[R] Will NeurIPS 2025 proceedings ever get published?
Camera-ready papers submitted in October still unpublished, raising questions about the flagship AI conference's timeline.
The Neural Information Processing Systems (NeurIPS) conference, one of the most prestigious venues in artificial intelligence and machine learning, is facing an unexpected publication delay for its 2025 proceedings. Researchers who submitted their camera-ready papers in October, following the standard peer-review and revision cycle, have been waiting for official publication on the conference's papers.nips.cc website. This delay is unusual for NeurIPS, which typically maintains a predictable schedule, and has led to growing concern and speculation within the academic community about potential administrative or technical hurdles causing the holdup.

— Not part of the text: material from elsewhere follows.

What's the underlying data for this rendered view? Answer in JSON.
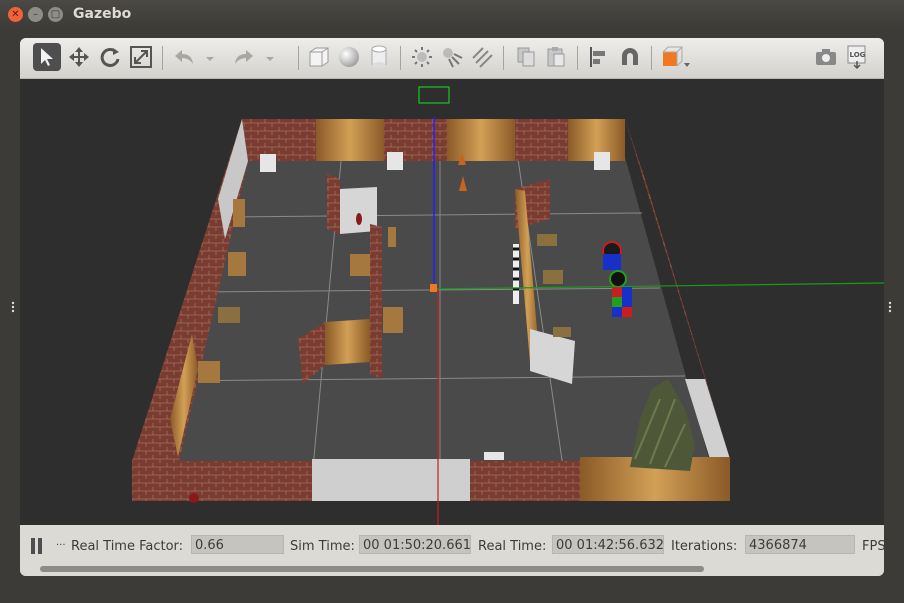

The delay has significant practical implications for the AI research ecosystem. Many early-career researchers and PhD students depend on timely publication to bolster their academic records for job applications and tenure considerations. Furthermore, the official proceedings serve as the canonical reference for citations, and delays can slow the dissemination of new techniques in fields like large language models (LLMs), computer vision, and reinforcement learning. While the exact cause remains unconfirmed, the situation highlights the critical infrastructure role major conferences play and the community's reliance on their operational consistency. Researchers are awaiting an official communication from the NeurIPS organizing committee regarding the revised publication timeline.
- Camera-ready papers for NeurIPS 2025 were submitted by authors in October 2024, per the standard deadline.
- The official proceedings website (papers.nips.cc) has not yet published the accepted papers, causing an atypical delay.
- The holdup impacts researchers needing official citations for academic progress, job markets, and establishing priority for new AI work.
Why It Matters
Delays in premier conference proceedings disrupt academic careers, slow research dissemination, and impact the entire AI innovation pipeline.